3. Konsekuensi Hukum “No-Fly Zone”
Investigasi awal polisi menemukan bahwa lokasi tersebut merupakan zona larangan terbang. Selain harus mengganti rugi kerusakan infrastruktur, petani tersebut terancam hukuman administratif karena mengoperasikan perangkat tanpa izin di area sensitif.
Analisis: Ketika Pepatah Jadi Nyata
Insiden ini memicu gelombang komentar di internet. Beberapa netizen mengaitkannya dengan ungkapan bahasa Inggris “When pigs fly”—sebuah idiom untuk menggambarkan sesuatu yang mustahil terjadi. Nyatanya, di Sichuan, babi benar-benar “terbang”, meski berakhir dengan pemadaman listrik massal.

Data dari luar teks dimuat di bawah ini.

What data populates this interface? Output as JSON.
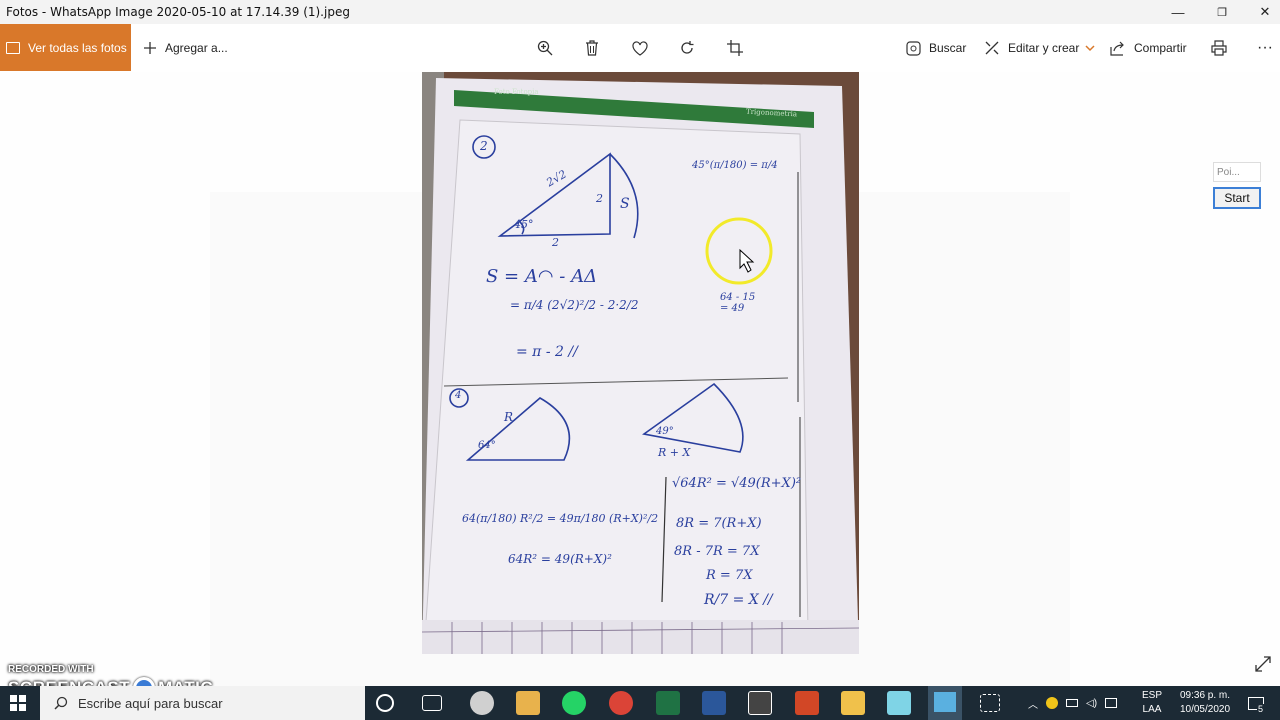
{
  "window": {
    "title": "Fotos - WhatsApp Image 2020-05-10 at 17.14.39 (1).jpeg",
    "minimize_glyph": "—",
    "restore_glyph": "❐",
    "close_glyph": "✕"
  },
  "toolbar": {
    "all_photos_label": "Ver todas las fotos",
    "add_label": "Agregar a...",
    "search_label": "Buscar",
    "edit_create_label": "Editar y crear",
    "share_label": "Compartir",
    "more_glyph": "···",
    "icons": [
      "zoom-in-icon",
      "delete-icon",
      "heart-icon",
      "rotate-icon",
      "crop-icon",
      "search-visual-icon",
      "edit-icon",
      "share-icon",
      "print-icon"
    ],
    "accent_color": "#d9782a"
  },
  "side_widget": {
    "input_placeholder": "Poi...",
    "start_label": "Start"
  },
  "photo": {
    "book_header_left": "Foto Fotopia",
    "book_header_right": "Trigonometria",
    "problem_2_number": "2",
    "side_hyp": "2√2",
    "side_vert": "2",
    "side_base": "2",
    "angle_45": "45°",
    "area_label": "S",
    "conversion": "45°(π/180) = π/4",
    "eq1": "S = A◠ - AΔ",
    "eq2": "= π/4 (2√2)²/2 - 2·2/2",
    "eq3": "= π - 2 //",
    "calc_right": "64 - 15 = 49",
    "problem_4_number": "4",
    "sector1_R": "R",
    "sector1_angle": "64°",
    "sector2_angle": "49°",
    "sector2_label": "R + X",
    "eq4": "64(π/180) R²/2 = 49π/180 (R+X)²/2",
    "eq5": "64R² = 49(R+X)²",
    "eq6": "√64R² = √49(R+X)²",
    "eq7": "8R = 7(R+X)",
    "eq8": "8R - 7R = 7X",
    "eq9": "R = 7X",
    "eq10": "R/7 = X //",
    "ink_color": "#2a3f9e",
    "green_header": "#2f7a3a"
  },
  "cursor_highlight_color": "#f2ea2a",
  "watermark": {
    "recorded_with": "RECORDED WITH",
    "brand_left": "SCREENCAST",
    "brand_right": "MATIC"
  },
  "taskbar": {
    "search_placeholder": "Escribe aquí para buscar",
    "apps": [
      "cortana-icon",
      "task-view-icon",
      "chrome-icon",
      "paint-icon",
      "whatsapp-icon",
      "chrome-browser-icon",
      "excel-icon",
      "word-icon",
      "calculator-icon",
      "powerpoint-icon",
      "file-explorer-icon",
      "notepad-icon",
      "photos-icon",
      "snip-icon"
    ],
    "lang_top": "ESP",
    "lang_bottom": "LAA",
    "time": "09:36 p. m.",
    "date": "10/05/2020",
    "notification_count": "5",
    "bg_color": "#1c2a35"
  }
}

Kesimpulan & Pesan Edukasi: Teknologi memang diciptakan untuk mempermudah pekerjaan manusia, namun kepatuhan terhadap regulasi keselamatan adalah harga mati. Menggunakan perangkat canggih tanpa perhitungan teknis tidak hanya merugikan diri sendiri, tetapi juga hajat hidup orang banyak.
Bagaimana pendapat Anda? Apakah penggunaan drone untuk logistik ternak di daerah terpencil layak dikembangkan dengan regulasi yang lebih ketat?